12.30 uur: De fatale biefstuk

Om twaalf uur dronken we bij wijze van dagelijks ritueel met de bemanning een biertje. Frank, de tweede stuurman, zat op de brug omdat hij de wacht had van twaalf tot vier. De stemming zat er in; de grimmigheid van de zee werd uitdagend beantwoord met joligheid. Iedereen verdacht Frank ervan aan het roer getrokken te hebben, want opeens helde het schip zodanig over naar stuurboord dat alle flesjes rinkelend van tafel rolden en met ons op en onder de bank belandden. De cadet leek het schip verlaten te hebben, onvindbaar als hij was. "Er zijn schepen die voor zeeziekte gemaakt zijn", zei de eerste stuurman, en alsof dat nog niet genoeg was verhaalde hij ook nog eens van het daarop volgende stadium: ‘zeegekte’. Dan stonden ze aan de reling, verbijsterd door de onmetelijke kracht van de golven en wierpen zich de een na de ander van boord. "Nou ja, goede zeelui zouden dat toch nooit geworden zijn."

De oversteek naar de eettafel gemaakt, zwenkte Coocky met de dampende soepterrine de mess binnen. De champignons dreven als haaien in de soep, belandden bijna op de nevenstaande eettafel waar de kapitein zich in evenwicht hield. Het bord horizontaal houdend slaagden we erin de eerste gang van de maaltijd onder controle te houden. Als in een slap-stick verschenen de biefstukken met friet in de deuropening. Toen die berg rundvlees op mijn bord belandde, keek hij mij dreigend aan als ware het een walvis die met een vette knipoog mijn maag keerde; ik gaf het op, de ziekte van de zee, die in staat was elke zeemanstrots te breken, sloeg toe.

15.00 uur: Zeeziekte

Vergezeld van een minuscule, miraculeuze zeeziekte-killer lag ik volledig uitgeteld in mijn kooi, waarvan ik toen definitief het nut begreep van de opstaande kant die mij verhoedde rollend een doodsmak te maken terwijl ik van de wereld was. Waarschijnlijk was het een enorme slagzij die het schip maakte, die me had gewekt. Ik had geen notie van de tijd; apatisch lag ik daar, meegaande in de deining die nu van alle kanten leek te komen.
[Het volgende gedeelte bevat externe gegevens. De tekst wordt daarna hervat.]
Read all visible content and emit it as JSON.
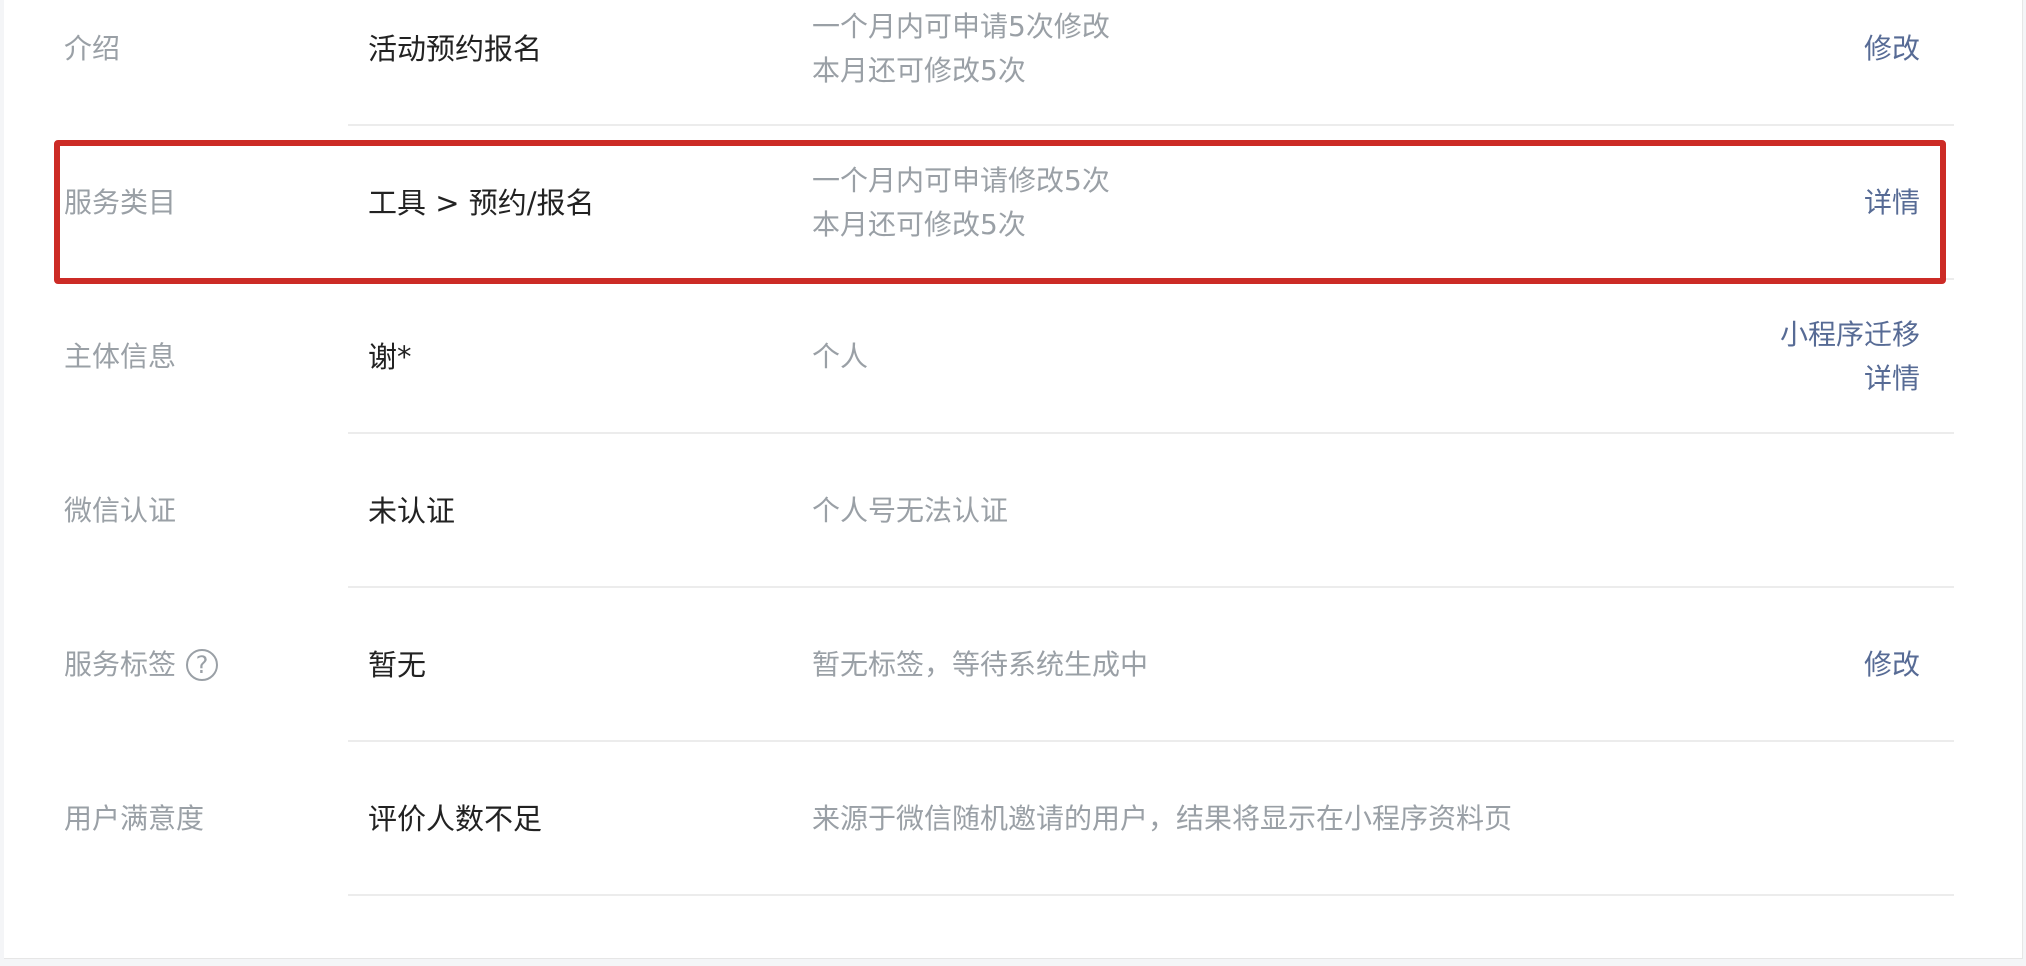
{
  "rows": [
    {
      "label": "介绍",
      "value": "活动预约报名",
      "desc": [
        "一个月内可申请5次修改",
        "本月还可修改5次"
      ],
      "actions": [
        "修改"
      ]
    },
    {
      "label": "服务类目",
      "value": "工具 > 预约/报名",
      "desc": [
        "一个月内可申请修改5次",
        "本月还可修改5次"
      ],
      "actions": [
        "详情"
      ]
    },
    {
      "label": "主体信息",
      "value": "谢*",
      "desc": [
        "个人"
      ],
      "actions": [
        "小程序迁移",
        "详情"
      ]
    },
    {
      "label": "微信认证",
      "value": "未认证",
      "desc": [
        "个人号无法认证"
      ],
      "actions": []
    },
    {
      "label": "服务标签",
      "help_icon": "?",
      "value": "暂无",
      "desc": [
        "暂无标签，等待系统生成中"
      ],
      "actions": [
        "修改"
      ]
    },
    {
      "label": "用户满意度",
      "value": "评价人数不足",
      "desc": [
        "来源于微信随机邀请的用户，结果将显示在小程序资料页"
      ],
      "actions": []
    }
  ],
  "colors": {
    "link": "#576b95",
    "label": "#9aa0a6",
    "value": "#222222",
    "highlight": "#cc2b26"
  },
  "icons": {
    "help": "question-circle-icon"
  }
}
De vele gedachten die immer in mijn hersenpan rondwaarden, leken in het niet verdwenen. Niets doorkruiste mijn gewelf. Ik lag daar maar tientallen minuten lang naar mijzelf te staren van een afstand, wat mij toen niet bevreemdde. Het maakte niet uit of ik mijn ogen open of gesloten hield, of ik dacht op te staan, of ik misschien beland was in mijn ‘Paleis om vier uur in de ochtend’; meer leek het dat ik mij bevond aan de poorten van de hel. Het vuur brandde op mijn voorhoofd.
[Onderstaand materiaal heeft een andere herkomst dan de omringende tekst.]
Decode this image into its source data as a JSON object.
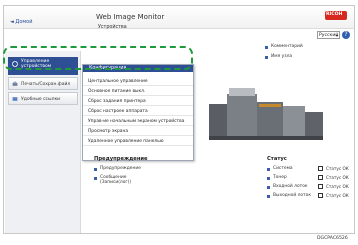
{
  "header": {
    "home_link": "◄ Домой",
    "app_title": "Web Image Monitor",
    "logo": "RICOH",
    "language": "Русский",
    "help_icon": "?"
  },
  "device_panel": {
    "label": "Устройства",
    "comment_label": "Комментарий",
    "host_label": "Имя узла"
  },
  "sidebar": {
    "items": [
      {
        "label": "Управление устройством",
        "icon": "gear-icon"
      },
      {
        "label": "Печать/Сохран.файл",
        "icon": "printer-icon"
      },
      {
        "label": "Удобные ссылки",
        "icon": "link-icon"
      }
    ]
  },
  "submenu": {
    "header": "Конфигурация",
    "items": [
      "Центральное управление",
      "Основное питание выкл.",
      "Сброс задания принтера",
      "Сброс настроек аппарата",
      "Управ-ие начальным экраном устройства",
      "Просмотр экрана",
      "Удаленное управление панелью"
    ]
  },
  "warnings": {
    "title": "Предупреждение",
    "items": [
      "Предупреждение",
      "Сообщение (Записи(лог))"
    ]
  },
  "status": {
    "title": "Статус",
    "rows": [
      {
        "label": "Система",
        "value": "Статус ОК"
      },
      {
        "label": "Тонер",
        "value": "Статус ОК"
      },
      {
        "label": "Входной лоток",
        "value": "Статус ОК"
      },
      {
        "label": "Выходной лоток",
        "value": "Статус ОК"
      }
    ]
  },
  "caption": "DGCPAC6526"
}
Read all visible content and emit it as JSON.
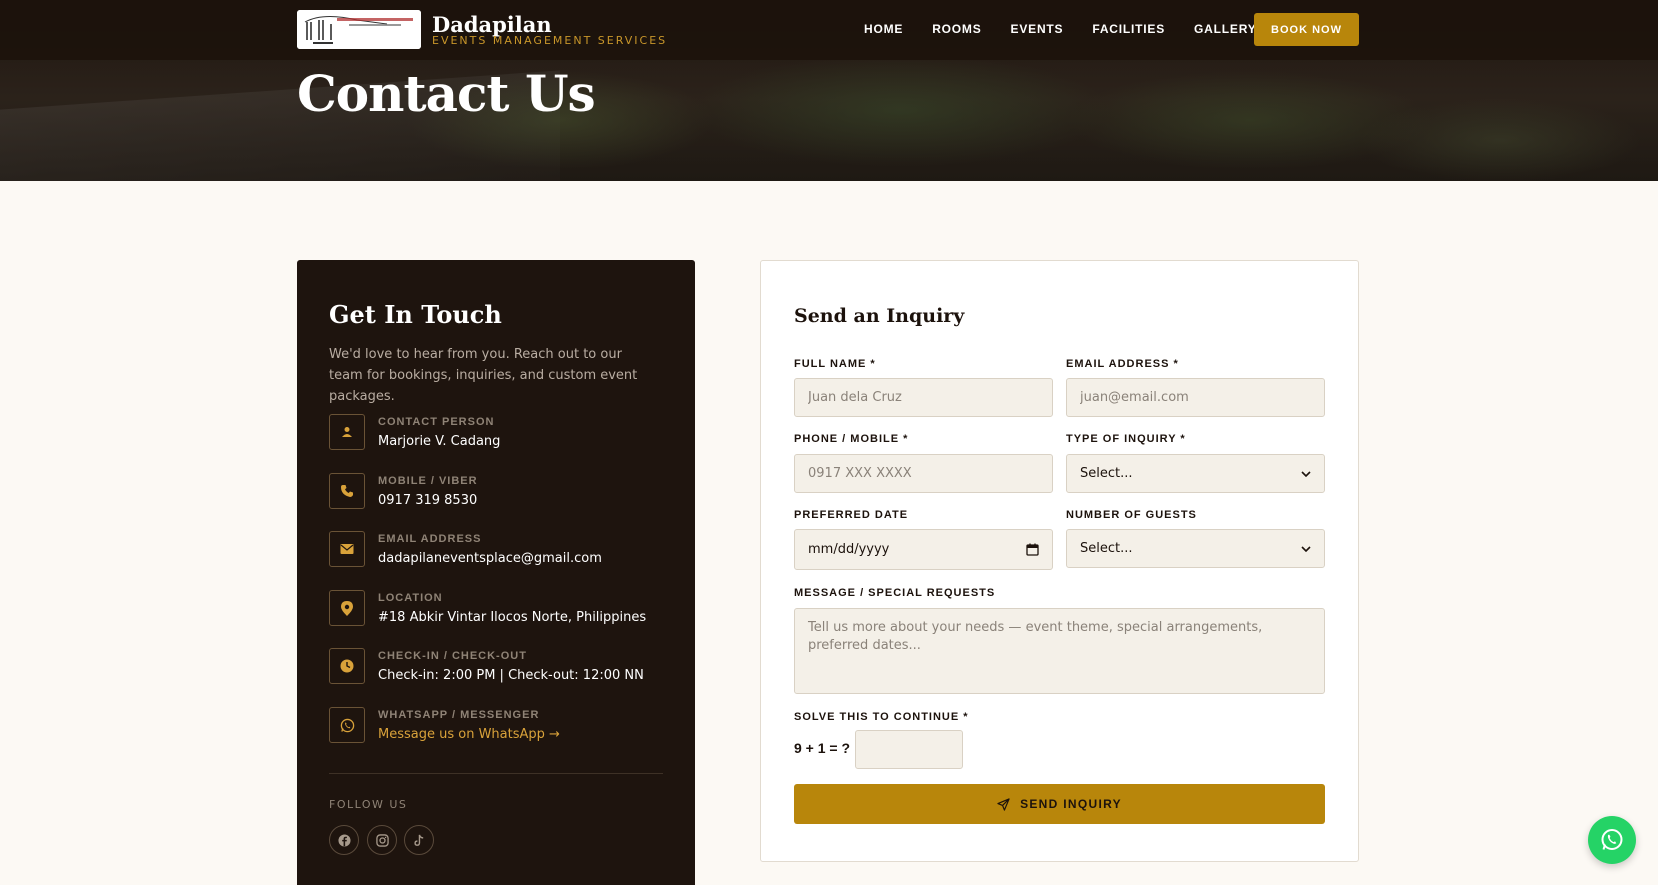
{
  "brand": {
    "name": "Dadapilan",
    "tagline": "EVENTS MANAGEMENT SERVICES",
    "logo_text": "DADAPILAN EVENT SERVICES"
  },
  "nav": {
    "links": [
      "HOME",
      "ROOMS",
      "EVENTS",
      "FACILITIES",
      "GALLERY"
    ],
    "book_label": "BOOK NOW"
  },
  "hero": {
    "title": "Contact Us"
  },
  "contact": {
    "title": "Get In Touch",
    "intro": "We'd love to hear from you. Reach out to our team for bookings, inquiries, and custom event packages.",
    "items": [
      {
        "icon": "person-icon",
        "label": "CONTACT PERSON",
        "value": "Marjorie V. Cadang"
      },
      {
        "icon": "phone-icon",
        "label": "MOBILE / VIBER",
        "value": "0917 319 8530"
      },
      {
        "icon": "envelope-icon",
        "label": "EMAIL ADDRESS",
        "value": "dadapilaneventsplace@gmail.com"
      },
      {
        "icon": "location-pin-icon",
        "label": "LOCATION",
        "value": "#18 Abkir Vintar Ilocos Norte, Philippines"
      },
      {
        "icon": "clock-icon",
        "label": "CHECK-IN / CHECK-OUT",
        "value": "Check-in: 2:00 PM  |  Check-out: 12:00 NN"
      },
      {
        "icon": "whatsapp-icon",
        "label": "WHATSAPP / MESSENGER",
        "value": "Message us on WhatsApp →"
      }
    ],
    "follow_label": "FOLLOW US",
    "socials": [
      "facebook-icon",
      "instagram-icon",
      "tiktok-icon"
    ]
  },
  "form": {
    "title": "Send an Inquiry",
    "full_name": {
      "label": "FULL NAME *",
      "placeholder": "Juan dela Cruz"
    },
    "email": {
      "label": "EMAIL ADDRESS *",
      "placeholder": "juan@email.com"
    },
    "phone": {
      "label": "PHONE / MOBILE *",
      "placeholder": "0917 XXX XXXX"
    },
    "inquiry_type": {
      "label": "TYPE OF INQUIRY *",
      "selected": "Select..."
    },
    "date": {
      "label": "PREFERRED DATE",
      "placeholder": "mm/dd/yyyy"
    },
    "guests": {
      "label": "NUMBER OF GUESTS",
      "selected": "Select..."
    },
    "message": {
      "label": "MESSAGE / SPECIAL REQUESTS",
      "placeholder": "Tell us more about your needs — event theme, special arrangements, preferred dates..."
    },
    "captcha": {
      "label": "SOLVE THIS TO CONTINUE *",
      "question": "9 + 1 = ?"
    },
    "submit_label": "SEND INQUIRY"
  },
  "colors": {
    "dark": "#1e140e",
    "gold": "#b8860b",
    "accent_text": "#d9a23a",
    "whatsapp": "#25d366",
    "page_bg": "#fcf9f4"
  }
}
Mijn lichaam besloot een warme douche te nemen en daarna toch de brug op te gaan, de golven te trotseren en welgemoed de avond in te gaan. Tot enig bewustzijn kwam ik toen ik met Han op de achtersteven het wind- en golvengeweld ging aanschouwen, ons vastklampend aan de staketsels van het schip om niet door de wind meegezogen te worden. Zeeziek is één maar om de geschiedenis in te gaan als zeegek, nee dan liever nog wat stormen trotseren.

19.00 uur: Zeeziekte good bye

Coocky had zo zijn eigen remedie tegen de ziekte van de zee. Met een bataljon dampende kroketten kwam hij de kombuis uit. Ik zette me schrap en nam deze uitdaging aan in de hoop en het vermoeden dat de kleine ‘killer’ uit de boordapotheek waarover ik inmiddels beschikte me nadien wel weer een knock-out zou bezorgen, om na enkele uren van diepe rust met het schip weer te belanden in aanschietende zee; een frisse bries nog na zou krijgen.
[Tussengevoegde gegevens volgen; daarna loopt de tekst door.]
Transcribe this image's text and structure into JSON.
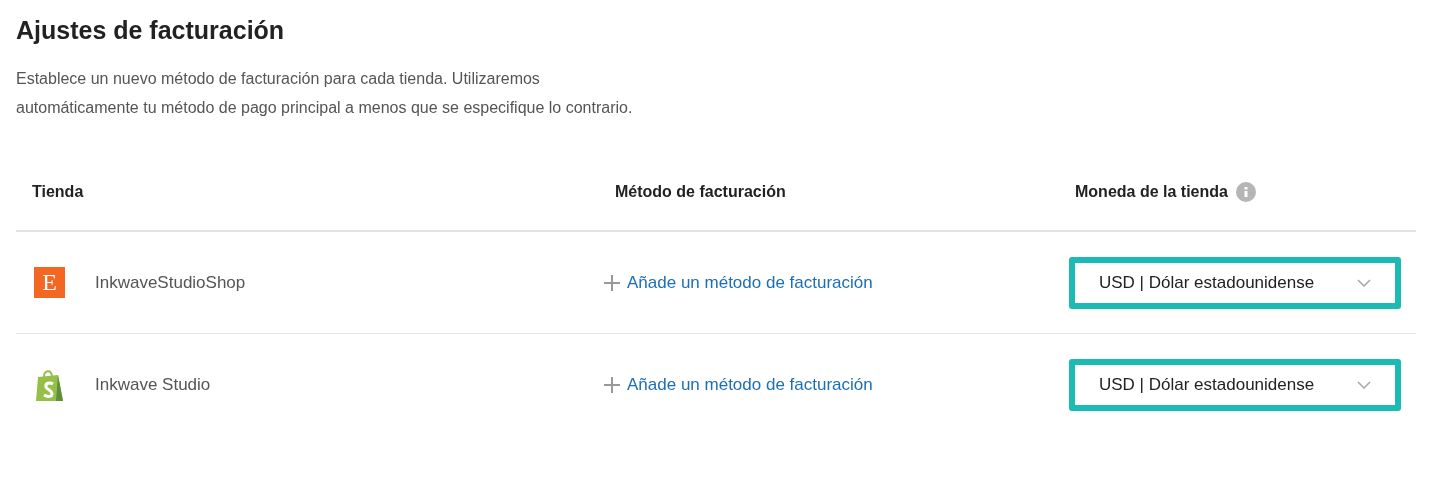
{
  "title": "Ajustes de facturación",
  "description": "Establece un nuevo método de facturación para cada tienda. Utilizaremos automáticamente tu método de pago principal a menos que se especifique lo contrario.",
  "table": {
    "columns": [
      {
        "label": "Tienda",
        "info": false
      },
      {
        "label": "Método de facturación",
        "info": false
      },
      {
        "label": "Moneda de la tienda",
        "info": true
      }
    ],
    "rows": [
      {
        "store": {
          "kind": "etsy",
          "logo_text": "E",
          "name": "InkwaveStudioShop"
        },
        "billing_link": "Añade un método de facturación",
        "currency": {
          "value": "USD | Dólar estadounidense",
          "highlighted": true
        }
      },
      {
        "store": {
          "kind": "shopify",
          "name": "Inkwave Studio"
        },
        "billing_link": "Añade un método de facturación",
        "currency": {
          "value": "USD | Dólar estadounidense",
          "highlighted": true
        }
      }
    ]
  }
}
Met de ‘Toverberg’ van Thomas Mann begaf ik mij te kooi waar Hans Castrop, de held in het boek, zich inmiddels het eindeloze sanatoriumleven hoog in de Alpen eigen had gemaakt en op afstand liefde had opgevat voor een Russische dame die daar ook verbleef met een aandoening aan de longen. Hoe hij voortdurend disputeerde met de Italiaanse literator die omwegsgewijs er al lang blijk van had gegeven op de hoogte zijn van dit ijdel verlangen.

En zo begaf ik mij met de held in een ligkuur waarvan, naar mijn beleving, slechts het begin vaststond en zelfs niet eens omdat ik, achteraf beseft, dromend onverhoeds mijn eigen leven was binnen gegleden, waarin de dagen zich aaneen regen. Op enig moment waande ik mij in mijn oude jongenskamer, waar ik nieuwsgierig een grote enveloppe opende, de tekening eruit nam die vergezeld ging van een oorkonde met een eervolle vermelding voor de grote tekenprijs van verenigd Europa, toegekend voor het kleurige havengezicht dat ik, gestimuleerd door mijn tekenleraar, had ingezonden.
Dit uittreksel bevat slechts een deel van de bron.